New diagnoses for rare disease patients
We uncovered variants in seven individuals from the DDD cohort; two of these variants we then also found in four additional patients from other patient cohorts. We were able to return these diagnoses to the patients, finally giving them and their families answers and ending their long ‘diagnostic odyssey’.
New mechanisms underlying disease
Six of the variants we found impacted only one gene - MEF2C. We used both computational and laboratory based techniques to look into how these variants cause disease and found three different mechanisms:
Deleting promoter regions which are required to drive gene expression, resulting in lower levels of RNA transcript.
Reducing translation of RNA into protein, resulting in lower levels of MEF2C protein.
Disrupting MEF2C protein function, by preventing MEF2C binding to DNA.
All of these mechanisms ultimately result in lower levels of functional MEF2C protein.
Non-coding region variants are an important cause of rare disease
A quite surprising finding was that together, these non-coding region variants comprised almost ¼ of all genetic diagnoses identified in MEF2C in DDD. All of these would be missed in standard clinical genetic testing.
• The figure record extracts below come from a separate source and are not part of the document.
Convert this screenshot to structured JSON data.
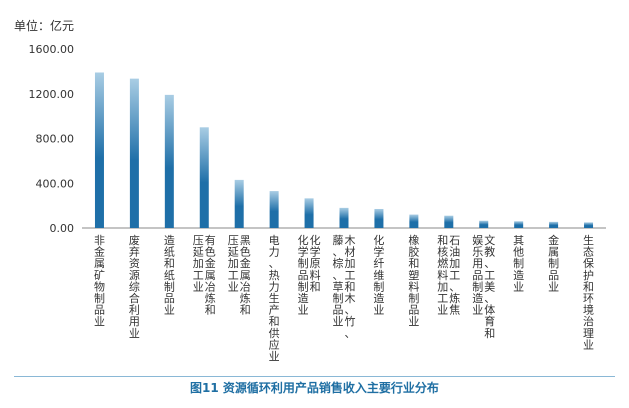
{
  "caption": "图11  资源循环利用产品销售收入主要行业分布",
  "chart_data": {
    "type": "bar",
    "unit_label": "单位：亿元",
    "ylim": [
      0,
      1600
    ],
    "yticks": [
      0,
      400,
      800,
      1200,
      1600
    ],
    "ytick_labels": [
      "0.00",
      "400.00",
      "800.00",
      "1200.00",
      "1600.00"
    ],
    "grid": false,
    "bar_color_top": "#a9cde4",
    "bar_color_bottom": "#1e6fa8",
    "categories": [
      "非金属矿物制品业",
      "废弃资源综合利用业",
      "造纸和纸制品业",
      "有色金属冶炼和压延加工业",
      "黑色金属冶炼和压延加工业",
      "电力、热力生产和供应业",
      "化学原料和化学制品制造业",
      "木材加工和木、竹、藤、棕、草制品业",
      "化学纤维制造业",
      "橡胶和塑料制品业",
      "石油加工、炼焦和核燃料加工业",
      "文教、工美、体育和娱乐用品制造业",
      "其他制造业",
      "金属制品业",
      "生态保护和环境治理业"
    ],
    "category_lines": [
      [
        "非金属矿物制品业"
      ],
      [
        "废弃资源综合利用业"
      ],
      [
        "造纸和纸制品业"
      ],
      [
        "有色金属冶炼和",
        "压延加工业"
      ],
      [
        "黑色金属冶炼和",
        "压延加工业"
      ],
      [
        "电力、热力生产和供应业"
      ],
      [
        "化学原料和",
        "化学制品制造业"
      ],
      [
        "木材加工和木、竹、",
        "藤、棕、草制品业"
      ],
      [
        "化学纤维制造业"
      ],
      [
        "橡胶和塑料制品业"
      ],
      [
        "石油加工、炼焦",
        "和核燃料加工业"
      ],
      [
        "文教、工美、体育和",
        "娱乐用品制造业"
      ],
      [
        "其他制造业"
      ],
      [
        "金属制品业"
      ],
      [
        "生态保护和环境治理业"
      ]
    ],
    "values": [
      1390,
      1335,
      1190,
      900,
      430,
      330,
      265,
      180,
      170,
      120,
      110,
      65,
      60,
      55,
      50
    ]
  }
}
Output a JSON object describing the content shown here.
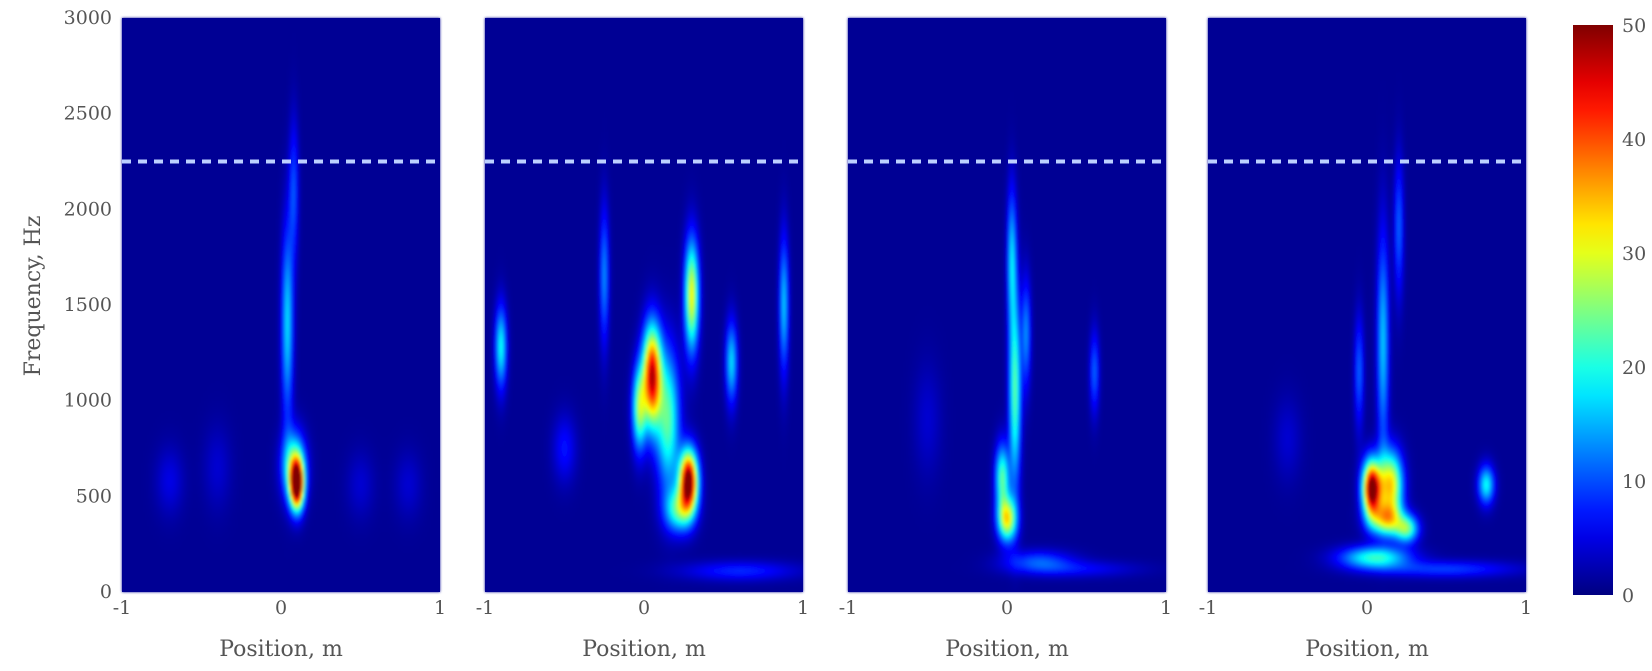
{
  "colors": {
    "background": "#00008f",
    "dashed_line": "#bcd0ff",
    "colormap": [
      "#00008f",
      "#0000ff",
      "#00ffff",
      "#ffff00",
      "#ff0000",
      "#800000"
    ]
  },
  "chart_data": {
    "type": "heatmap",
    "colormap": "jet",
    "xlabel": "Position, m",
    "ylabel": "Frequency, Hz",
    "xlim": [
      -1,
      1
    ],
    "ylim": [
      0,
      3000
    ],
    "x_ticks": [
      "-1",
      "0",
      "1"
    ],
    "y_ticks": [
      "0",
      "500",
      "1000",
      "1500",
      "2000",
      "2500",
      "3000"
    ],
    "dashed_line_frequency": 2250,
    "colorbar": {
      "range": [
        0,
        50
      ],
      "ticks": [
        "0",
        "10",
        "20",
        "30",
        "40",
        "50"
      ]
    },
    "panels": [
      {
        "blobs": [
          {
            "x": 0.1,
            "y": 560,
            "sx": 0.03,
            "sy": 90,
            "v": 50
          },
          {
            "x": 0.08,
            "y": 660,
            "sx": 0.05,
            "sy": 120,
            "v": 22
          },
          {
            "x": 0.04,
            "y": 1400,
            "sx": 0.025,
            "sy": 350,
            "v": 16
          },
          {
            "x": 0.08,
            "y": 2100,
            "sx": 0.02,
            "sy": 250,
            "v": 9
          },
          {
            "x": -0.7,
            "y": 580,
            "sx": 0.06,
            "sy": 120,
            "v": 4
          },
          {
            "x": -0.4,
            "y": 650,
            "sx": 0.06,
            "sy": 150,
            "v": 3
          },
          {
            "x": 0.5,
            "y": 560,
            "sx": 0.06,
            "sy": 120,
            "v": 3
          },
          {
            "x": 0.8,
            "y": 560,
            "sx": 0.06,
            "sy": 120,
            "v": 3
          }
        ]
      },
      {
        "blobs": [
          {
            "x": 0.28,
            "y": 580,
            "sx": 0.04,
            "sy": 110,
            "v": 52
          },
          {
            "x": 0.05,
            "y": 1130,
            "sx": 0.04,
            "sy": 180,
            "v": 45
          },
          {
            "x": 0.22,
            "y": 430,
            "sx": 0.06,
            "sy": 80,
            "v": 20
          },
          {
            "x": 0.3,
            "y": 1550,
            "sx": 0.03,
            "sy": 200,
            "v": 30
          },
          {
            "x": 0.15,
            "y": 900,
            "sx": 0.05,
            "sy": 250,
            "v": 22
          },
          {
            "x": -0.03,
            "y": 960,
            "sx": 0.03,
            "sy": 150,
            "v": 24
          },
          {
            "x": -0.9,
            "y": 1280,
            "sx": 0.025,
            "sy": 150,
            "v": 18
          },
          {
            "x": -0.25,
            "y": 1650,
            "sx": 0.02,
            "sy": 250,
            "v": 12
          },
          {
            "x": 0.55,
            "y": 1200,
            "sx": 0.025,
            "sy": 150,
            "v": 16
          },
          {
            "x": 0.88,
            "y": 1500,
            "sx": 0.02,
            "sy": 250,
            "v": 15
          },
          {
            "x": -0.5,
            "y": 750,
            "sx": 0.05,
            "sy": 120,
            "v": 6
          },
          {
            "x": 0.6,
            "y": 110,
            "sx": 0.25,
            "sy": 35,
            "v": 7
          }
        ]
      },
      {
        "blobs": [
          {
            "x": 0.0,
            "y": 380,
            "sx": 0.04,
            "sy": 80,
            "v": 30
          },
          {
            "x": -0.03,
            "y": 600,
            "sx": 0.03,
            "sy": 120,
            "v": 22
          },
          {
            "x": 0.05,
            "y": 1050,
            "sx": 0.025,
            "sy": 350,
            "v": 22
          },
          {
            "x": 0.03,
            "y": 1750,
            "sx": 0.02,
            "sy": 250,
            "v": 15
          },
          {
            "x": 0.12,
            "y": 1350,
            "sx": 0.02,
            "sy": 200,
            "v": 12
          },
          {
            "x": 0.55,
            "y": 1150,
            "sx": 0.02,
            "sy": 150,
            "v": 10
          },
          {
            "x": 0.2,
            "y": 160,
            "sx": 0.15,
            "sy": 40,
            "v": 9
          },
          {
            "x": 0.45,
            "y": 120,
            "sx": 0.25,
            "sy": 30,
            "v": 5
          },
          {
            "x": -0.5,
            "y": 900,
            "sx": 0.06,
            "sy": 200,
            "v": 3
          }
        ]
      },
      {
        "blobs": [
          {
            "x": 0.03,
            "y": 540,
            "sx": 0.04,
            "sy": 100,
            "v": 52
          },
          {
            "x": 0.15,
            "y": 560,
            "sx": 0.05,
            "sy": 120,
            "v": 32
          },
          {
            "x": 0.12,
            "y": 380,
            "sx": 0.07,
            "sy": 60,
            "v": 25
          },
          {
            "x": 0.25,
            "y": 330,
            "sx": 0.05,
            "sy": 50,
            "v": 22
          },
          {
            "x": 0.05,
            "y": 180,
            "sx": 0.15,
            "sy": 40,
            "v": 20
          },
          {
            "x": 0.1,
            "y": 1300,
            "sx": 0.025,
            "sy": 400,
            "v": 15
          },
          {
            "x": -0.05,
            "y": 1150,
            "sx": 0.02,
            "sy": 200,
            "v": 10
          },
          {
            "x": 0.2,
            "y": 1900,
            "sx": 0.02,
            "sy": 250,
            "v": 10
          },
          {
            "x": 0.75,
            "y": 560,
            "sx": 0.035,
            "sy": 70,
            "v": 18
          },
          {
            "x": 0.5,
            "y": 120,
            "sx": 0.3,
            "sy": 30,
            "v": 8
          },
          {
            "x": -0.5,
            "y": 800,
            "sx": 0.06,
            "sy": 150,
            "v": 3
          }
        ]
      }
    ]
  }
}
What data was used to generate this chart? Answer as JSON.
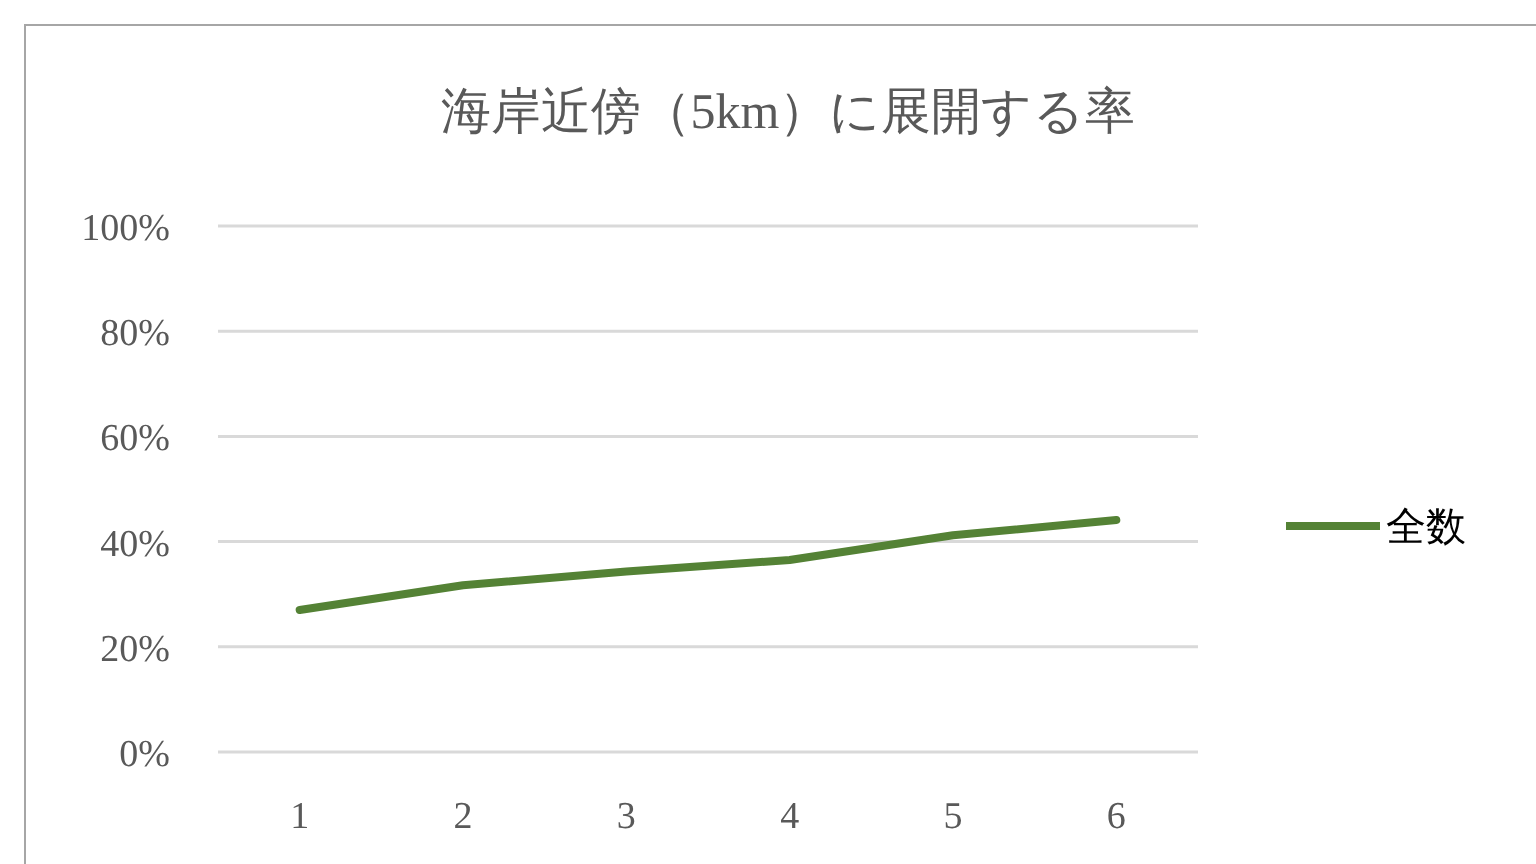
{
  "chart_data": {
    "type": "line",
    "title": "海岸近傍（5km）に展開する率",
    "categories": [
      "1",
      "2",
      "3",
      "4",
      "5",
      "6"
    ],
    "series": [
      {
        "name": "全数",
        "color": "#548235",
        "values": [
          27.0,
          31.7,
          34.3,
          36.5,
          41.2,
          44.1
        ]
      }
    ],
    "ylim": [
      0,
      100
    ],
    "yticks": [
      {
        "value": 0,
        "label": "0%"
      },
      {
        "value": 20,
        "label": "20%"
      },
      {
        "value": 40,
        "label": "40%"
      },
      {
        "value": 60,
        "label": "60%"
      },
      {
        "value": 80,
        "label": "80%"
      },
      {
        "value": 100,
        "label": "100%"
      }
    ],
    "grid": "y",
    "legend": "right",
    "marker": "none",
    "line_style": "solid"
  }
}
These data suggest that we should be assessing these regions in patients that remain genetically undiagnosed.
An important thing to note, however, is that this does not mean that ¼ of all developmental disease diagnoses are due to variants in non-coding regions. MEF2C is likely a particularly special case. Nethertheless, there are likely other ‘MEF2C like’ genes across different rare diseases where these variants are similarly important.
Diagnoses may be hiding in data that already exists
Another important finding is our ability to detect these variants in the first place. The DDD sequencing data is primarily designed to profile protein-coding regions (the exome). Despite the data being enriched for the exome, however, there are still sequencing reads generated from other (‘off-target’) regions, especially those close to protein-coding regions. We found sufficient sequencing reads to detect genetic variants over 31% of our prioritised UTR bases in these data. This has important implications as the majority of clinical sequencing data that has been generated to date is similarly targeted at protein-coding regions. These data suggest that we might be able to find additional diagnoses in these existing datasets, just through re-analysis.
So where next?
We are still in the early days of understanding the role of non-coding region variants in developmental disorders, and rare disease more broadly. It will be really exciting to uncover additional disease-causing mechanisms as we find more and more examples of functional non-coding region variants. These variants are not only a source of additional genetic diagnoses, but are also an interesting view into gene regulatory mechanisms. In order to do this at scale, we need more datasets that profile the entire genome of both rare disease patients and healthy controls, we need transparent data-sharing across these datasets, and we need both tools and guidelines to support identification, annotation, and clinical interpretation of non-coding variants identified in these individuals.
Some thank yous
This work was a true example of how important collaboration is in science and was a real team effort. Thank you especially to Caroline Wright, Paul Barton, Nick Quaife, Enrique Lara-Pezzi, and Laura Ramos-Hernández - working with you all on this was an absolute pleasure!
Finally, and most importantly, a huge thank you to all of the patients and clinicians involved in the DDD project - without you, none of the ground-breaking research to come out of the study would be possible.